Explain how P4P was implemented in Rwanda. Why was it a success?

A

Rwanda: Rwanda has implemented a well-evaluated P4P scheme since 2002.
* Rwanda started experimenting with pay-for-performance schemes in 2002 to address underlying poor performance by public sector providers who were paid on salary and had little motivation to increase outputs.
* Providers who meet the targets and demonstrate high-quality care are eligible for financial bonuses as part of the P4P scheme.
* The scheme includes a set of priority services, such as vaccination, ante-natal care, and deliveries in health centers. Each service is assigned a unit weight, similar to a fee schedule, which determines the payment amount for the provider.

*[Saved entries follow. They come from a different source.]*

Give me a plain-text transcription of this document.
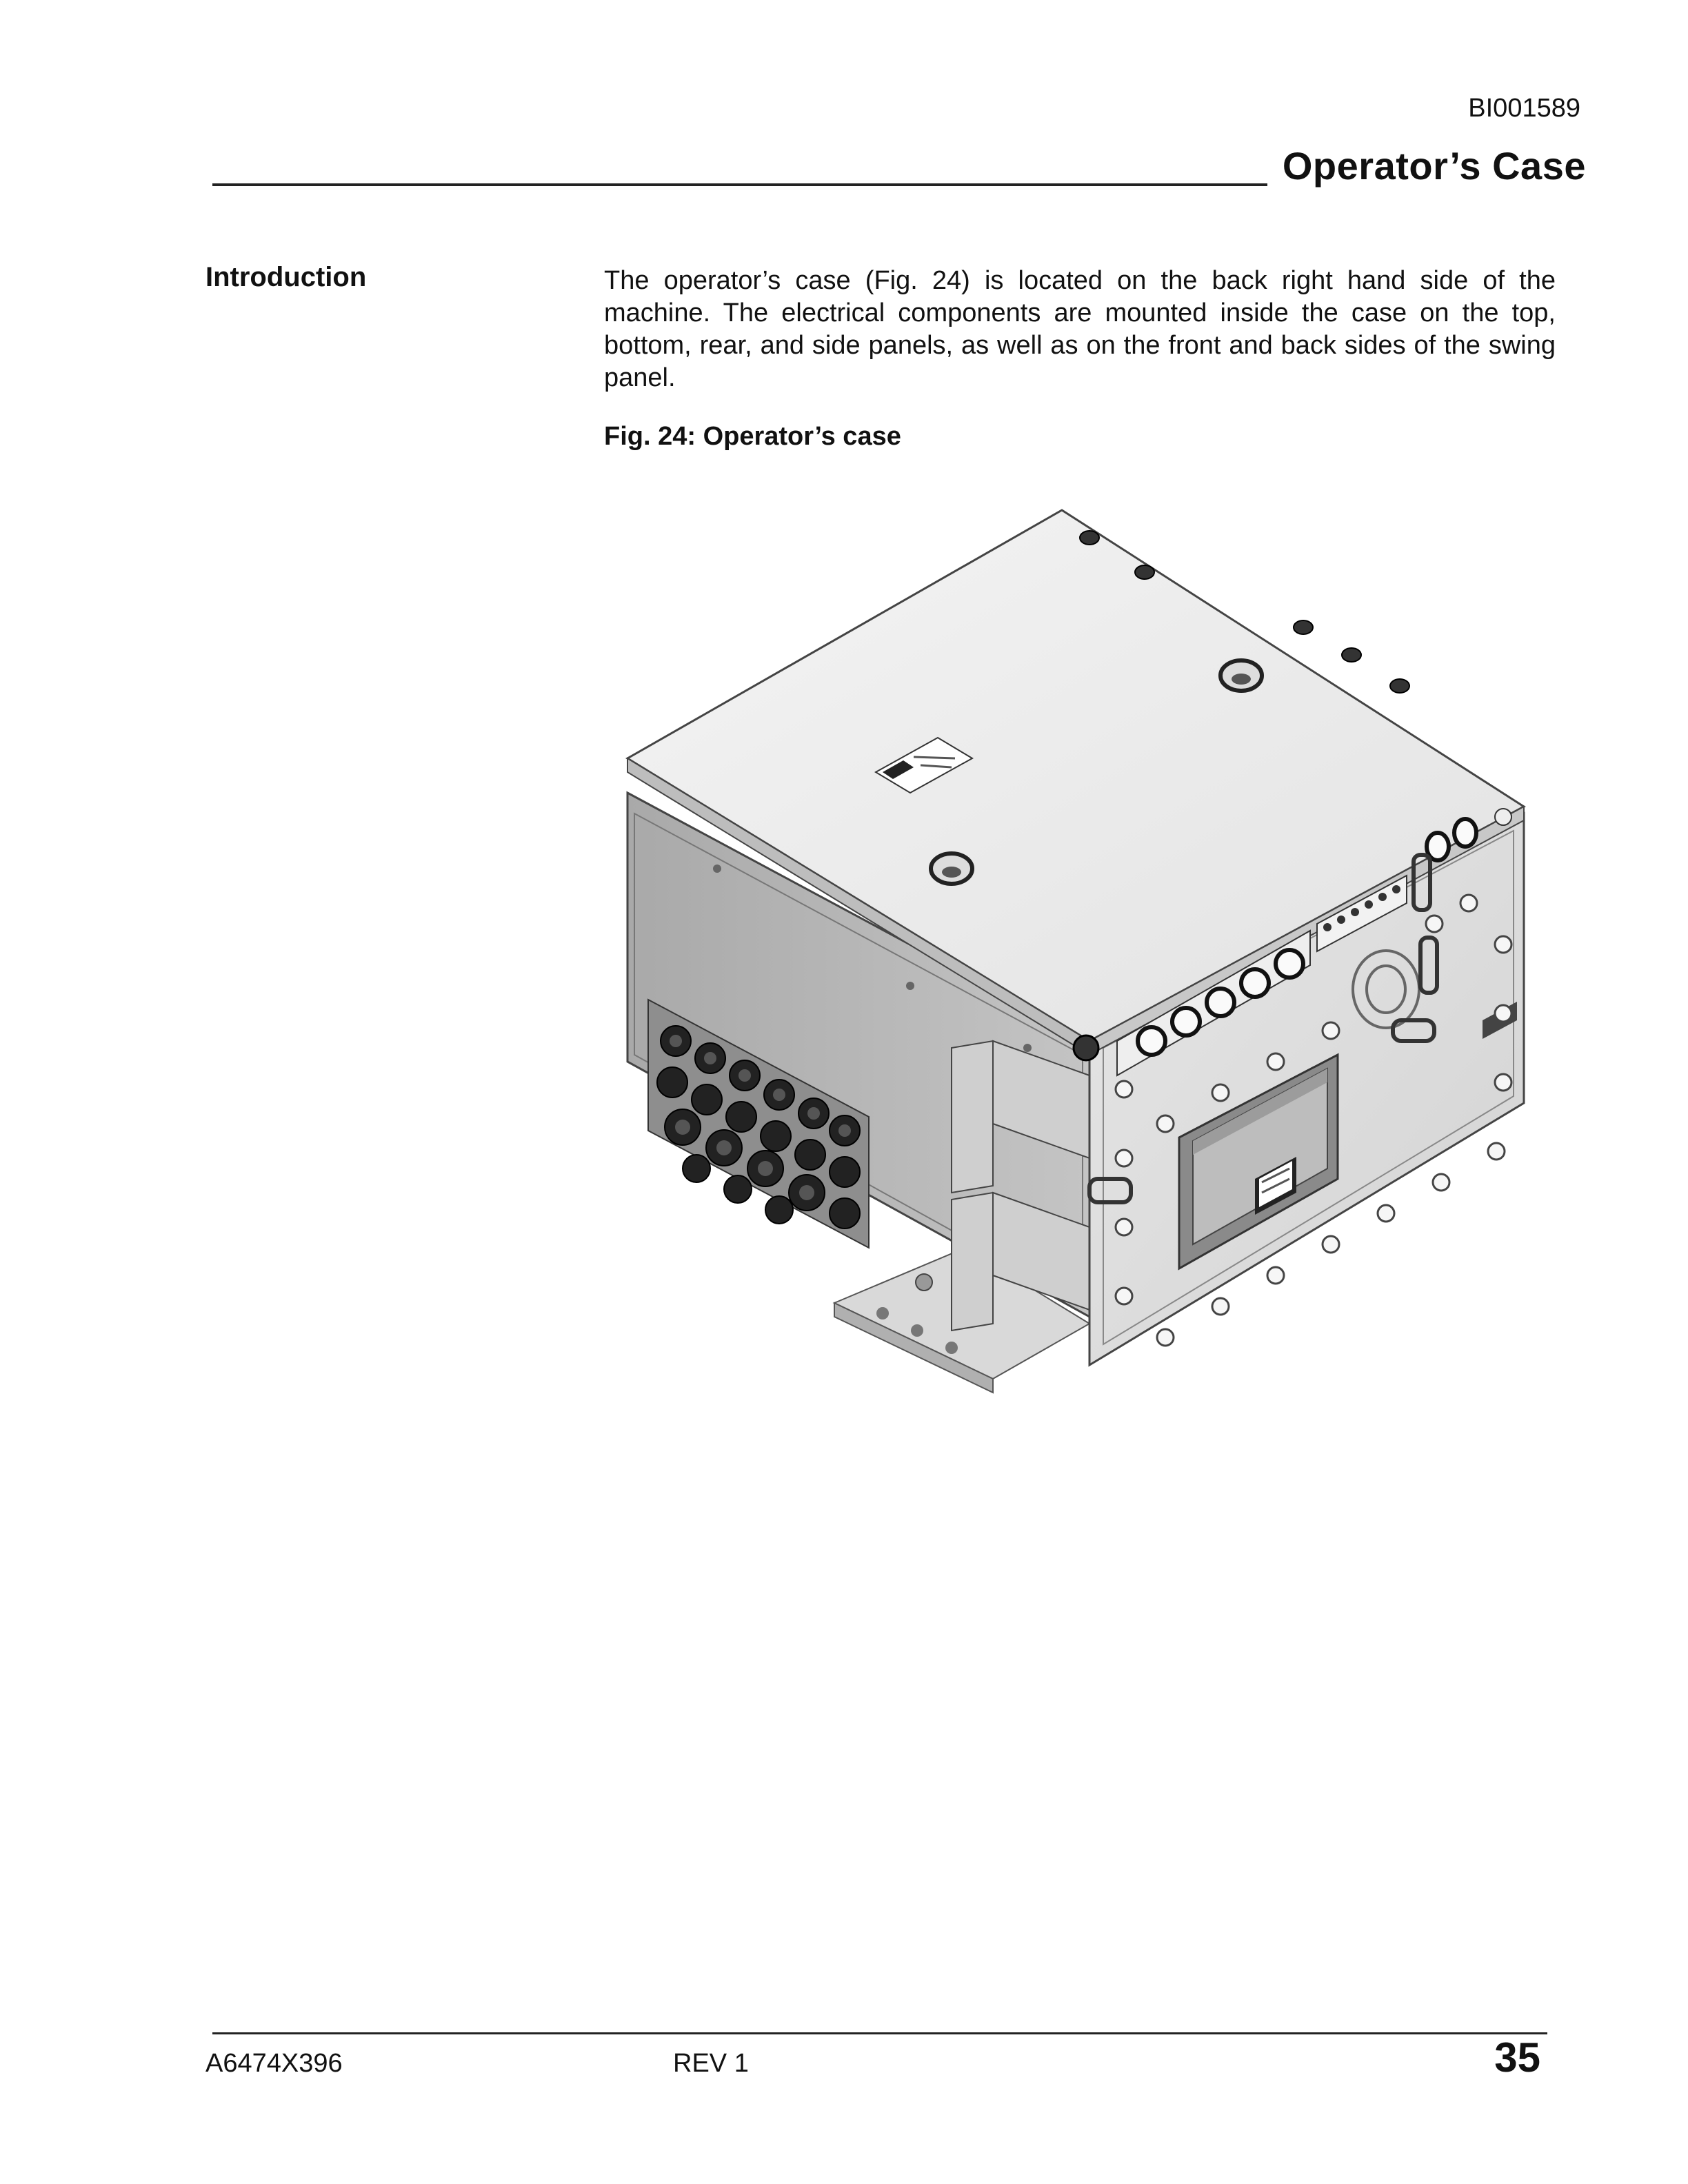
BI001589
Operator’s Case
Introduction	The operator’s case (Fig. 24) is located on the back right hand side of the machine. The electrical components are mounted inside the case on the top, bottom, rear, and side panels, as well as on the front and back sides of the swing panel.

Fig. 24: Operator’s case
A6474X396	REV 1	35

1. P4P increased deliveries in health centres; increased prevention interventions in children such as immunisation. It also led to reduced child mortality and taller children.
* There were also several other reforms occurring in Rwanda at the same time, including the rapid expansion of community-style insurance which fueled demand for health services
* The evaluation of the P4P scheme in Rwanda was conducted by taking into account the rollout of the national program. The first healthcare facilities to implement the scheme were chosen through random assignment, allowing for a comparison between those that implemented the P4P scheme and those that had not yet implemented it.
* The lesson from the Rwanda P4P is not the type of incentives used, but rather the proper approach to evaluation which allows the isolation of the effect of P4P from other reforms.